En regardant ces enfants, en les écoutant, en partageant leurs jeux, nous constatons que l’enfant joue parce qu’il se développe et qu’il se développe parce qu’il joue.

L’impact de ce que à quoi nous assistons depuis environ 14 ans de travail avec ces enfants nous a amenés à documenter gestes et paroles appartenant à leur univers. Ce registre constitue aujourd’hui une source de possibilités infinies ; grâce à celui-ci, nous pourrons être touchés par des images qui nous conduiront à une lecture plus profonde de l’« ÊTRE ENFANT », et à revoir nos pratiques pédagogiques et/ou thérapeutiques.

Mario de Andrade affirme que « le jeu socialise plus qu’une session solennelle, et que dans la liberté du jeu se déterminent inconsciemment de nombreuses caractéristiques d’une race. » Et il ajoute : « On pourrait écrire un livre sur la psychologie des races rien qu’en étudiant les jouets de chaque nation. »

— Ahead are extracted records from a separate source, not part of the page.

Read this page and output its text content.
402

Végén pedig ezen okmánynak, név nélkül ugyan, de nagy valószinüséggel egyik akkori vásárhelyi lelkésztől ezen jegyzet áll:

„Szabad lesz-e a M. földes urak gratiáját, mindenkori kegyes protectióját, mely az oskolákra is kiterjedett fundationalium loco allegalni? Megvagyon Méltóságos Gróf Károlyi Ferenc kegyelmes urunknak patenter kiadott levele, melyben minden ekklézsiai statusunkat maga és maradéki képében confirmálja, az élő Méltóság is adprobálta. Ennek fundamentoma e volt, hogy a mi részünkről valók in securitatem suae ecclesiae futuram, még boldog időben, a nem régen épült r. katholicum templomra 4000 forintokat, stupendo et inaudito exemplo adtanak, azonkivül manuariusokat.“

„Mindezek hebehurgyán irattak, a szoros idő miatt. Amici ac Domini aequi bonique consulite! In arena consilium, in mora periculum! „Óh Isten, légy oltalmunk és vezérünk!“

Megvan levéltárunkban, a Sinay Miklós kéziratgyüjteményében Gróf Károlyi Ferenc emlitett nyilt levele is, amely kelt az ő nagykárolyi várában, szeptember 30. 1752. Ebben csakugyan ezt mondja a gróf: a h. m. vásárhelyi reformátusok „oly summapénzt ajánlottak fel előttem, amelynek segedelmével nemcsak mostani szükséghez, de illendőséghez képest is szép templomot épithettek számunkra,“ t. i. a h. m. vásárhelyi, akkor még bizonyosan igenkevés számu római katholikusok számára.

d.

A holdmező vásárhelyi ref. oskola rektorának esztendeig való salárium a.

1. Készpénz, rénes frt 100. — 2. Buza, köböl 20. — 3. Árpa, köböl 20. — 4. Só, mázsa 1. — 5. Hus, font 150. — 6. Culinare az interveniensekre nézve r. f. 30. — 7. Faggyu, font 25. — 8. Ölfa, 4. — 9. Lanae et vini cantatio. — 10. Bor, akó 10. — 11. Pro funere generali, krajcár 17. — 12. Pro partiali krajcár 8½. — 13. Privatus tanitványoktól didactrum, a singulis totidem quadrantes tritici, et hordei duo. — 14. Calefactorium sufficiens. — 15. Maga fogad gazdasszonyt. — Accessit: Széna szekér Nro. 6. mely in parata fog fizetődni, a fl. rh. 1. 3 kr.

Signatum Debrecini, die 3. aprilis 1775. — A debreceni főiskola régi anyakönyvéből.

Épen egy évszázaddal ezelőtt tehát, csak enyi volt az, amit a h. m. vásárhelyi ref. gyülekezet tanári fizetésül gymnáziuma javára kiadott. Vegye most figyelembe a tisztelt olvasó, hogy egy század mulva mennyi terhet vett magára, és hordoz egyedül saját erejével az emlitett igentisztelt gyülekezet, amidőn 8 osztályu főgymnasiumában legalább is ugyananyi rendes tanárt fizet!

William Blake, dans ses « Chants d’Innocence » présente l’Enfance comme « la pure essence de l’esprit de la vie » Selon lui : « l’enfance n’est pas un état d’ignorance et d’inexpérience, mais un état d’ÊTRE, un temps de communion, durant lequel tout est en communication : le soleil, la lune, le jour, la nuit, les rêves, les anges »… Le peintre et poête demande que l’on n’étouffe pas l’innocence infantile, et que l’on ne permette pas à l’attitude rationnelle qui tyrannise l’homme et porte atteinte à la réalité précise et concrète de l’esprit, d’empêcher les yeux d’atteindre ce qui va au-delà du monde des apparences. »

Nous savons que quand l’enfant Joue, il se crée un TEMPS et un ESPACE propres et, expérimentant l’aventure inespérée d’un élan interne, il le représente en ACTE. À cet instant précis, son imagination lui ouvre des possibilités infinies, et le met dans un état de continuelle transformation.

Comprenant l’étroite relation entre le langage du Jeu et le corps, nous avons proposé aux enfants un premier contact avec les touchers subtils enseignés par le Dr Pethö Sándor, dans le contexte du cours de « Cinesiologia » de l’Institut Sedes Sapientiae, São Paulo.

À notre surprise, le travail corporel a commencé à occuper, naturellement et dans une atmosphère ludique, un espace significatif parmi nos activités quotidiennes.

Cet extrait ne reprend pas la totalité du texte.